Durante a manhã desta terça-feira (27), a Comissão Especial de Inquérito (CEI) que investiga a venda irregular de bens inservíveis e sucatas da Empresa Municipal de Desenvolvimento Urbano e Rural de Bauru (Emdurb) ouviu cinco servidores da autarquia. A quinta reunião da comissão foi realizada no Plenário da Câmara Municipal. Servidores da empresa deram detalhes de como ocorreu a venda dos materiais, telhas sobretudo.
Participaram da oitiva o presidente da CEI, vereador Marcelo Afonso (PSD), além dos vereadores Edson Miguel (Republicanos), Arnaldinho Ribeiro (Avante), Estela Almagro (PT), Júlio César (PP) e Márcio Teixeira (PL). A comissão também conta com a participação do advogado José Clemente Rezende, indicado pela OAB-Bauru. Sandro Bussola,o relator, viajou à Palestina em missão humanitária.
Os depoimentos trouxeram novos detalhes sobre procedimentos adotados para o descarte, comercialização e permuta de materiais considerados inservíveis, especialmente telhas retiradas do Terminal Rodoviário após um vendaval ocorrido em setembro de 2025.
Um dos ouvidos foi o fiscal de Transporte da Emdurb Luiz Adriano de Souza Carvalho, que confirmou ter participado de uma permuta envolvendo 17 telhas retiradas do Terminal Rodoviário.

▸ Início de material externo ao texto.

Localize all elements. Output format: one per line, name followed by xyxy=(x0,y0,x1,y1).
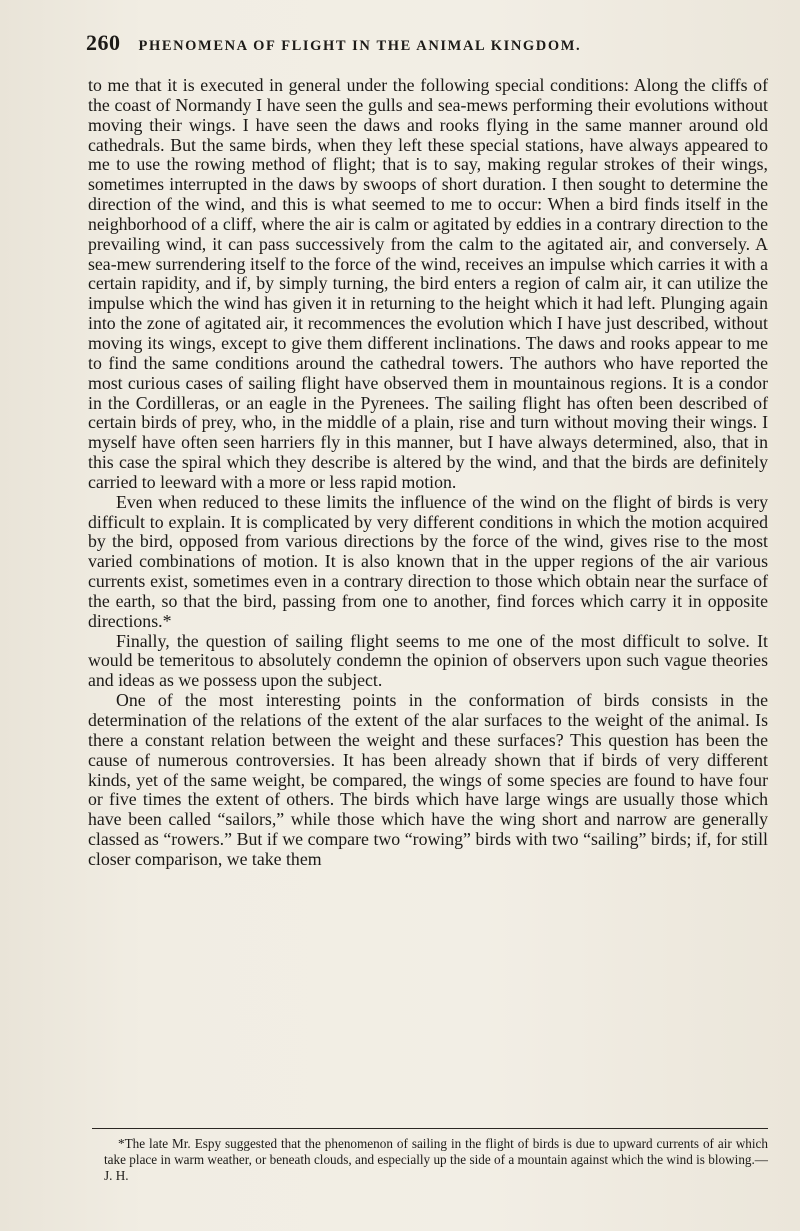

Em troca, ele adquiriu madeiras e pregos utilizados na construção do refeitório da Emdurb. Segundo o servidor, as telhas foram utilizadas em uma propriedade particular de sua posse, e a permuta teria sido autorizada pelo diretor de Limpeza Pública da empresa, Levi Momesso. Luiz Adriano afirmou não saber como foi calculado o valor das telhas e relatou que arcou com transporte particular para levá-las até sua propriedade.
Já o encarregado do Terminal Rodoviário Ari Reginaldo Lopes de Souza afirmou que realizou cotações de preços para a venda de bens inservíveis em ferros-velhos da cidade a pedido verbal de Levi Momesso. Ele disse não ter experiência prévia com esse tipo de procedimento e que apenas coletou os orçamentos e os repassou à diretoria. Ari destacou ainda que não participou da pesagem das telhas nem da cotação do piso laminado instalado na sala da presidência da Emdurb, embora tenha acompanhado a execução do serviço.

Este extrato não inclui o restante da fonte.